On 09.03.2015 07:50, Greg Thelen wrote:> When modifying PG_Dirty on
cached file pages, update the new
> MEM_CGROUP_STAT_DIRTY counter. This is done in the same places where
> global NR_FILE_DIRTY is managed. The new memcg stat is visible in the
> per memcg memory.stat cgroupfs file. The most recent past attempt at
> this was http://thread.gmane.org/gmane.linux.kernel.cgroups/8632
>
> The new accounting supports future efforts to add per cgroup dirty
> page throttling and writeback. It also helps an administrator break
> down a container's memory usage and provides evidence to understand
> memcg oom kills (the new dirty count is included in memcg oom kill
> messages).
>
> The ability to move page accounting between memcg
> (memory.move_charge_at_immigrate) makes this accounting more
> complicated than the global counter. The existing
> mem_cgroup_{begin,end}_page_stat() lock is used to serialize move
> accounting with stat updates.
> Typical update operation:
> memcg = mem_cgroup_begin_page_stat(page)
> if (TestSetPageDirty()) {
> [...]
> mem_cgroup_update_page_stat(memcg)
> }
> mem_cgroup_end_page_stat(memcg)
>
> Summary of mem_cgroup_end_page_stat() overhead:
> - Without CONFIG_MEMCG it's a no-op
> - With CONFIG_MEMCG and no inter memcg task movement, it's just
> rcu_read_lock()
> - With CONFIG_MEMCG and inter memcg task movement, it's
> rcu_read_lock() + spin_lock_irqsave()
>
> A memcg parameter is added to several routines because their callers
> now grab mem_cgroup_begin_page_stat() which returns the memcg later
> needed by for mem_cgroup_update_page_stat().
>
> Because mem_cgroup_begin_page_stat() may disable interrupts, some
> adjustments are needed:
> - move __mark_inode_dirty() from __set_page_dirty() to its caller.

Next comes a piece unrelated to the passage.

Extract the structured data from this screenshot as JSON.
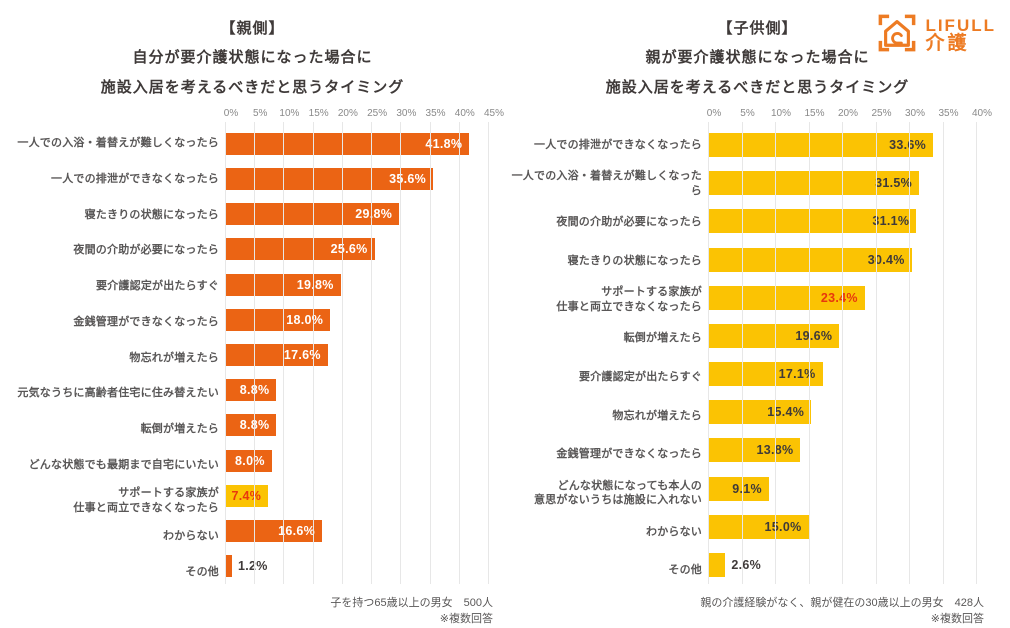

> __mark_inode_dirty() locking does not want interrupts disabled.
> - use spin_lock_irqsave(tree_lock) rather than spin_lock_irq() in
> __delete_from_page_cache(), replace_page_cache_page(),
> invalidate_complete_page2(), and __remove_mapping().
This patch conflicts with my cleanup which is already in mm tree:
("page_writeback: clean up mess around cancel_dirty_page()")
Nothing nontrivial but I've killed cancel_dirty_page() and replaced
it which account_page_cleaned() symmetrical to account_page_dirtied().
I think this accounting can be done without mem_cgroup_begin_page_stat()
All page cleaning happens under page is lock.
Some dirtying is called without page-lock when kernel moves
dirty status from pte to page, but in this case acconting happens
under mapping->tree_lock.
Memcg already locks pages when moves them between cgroups,
maybe it could also lock mapping->tree_lock?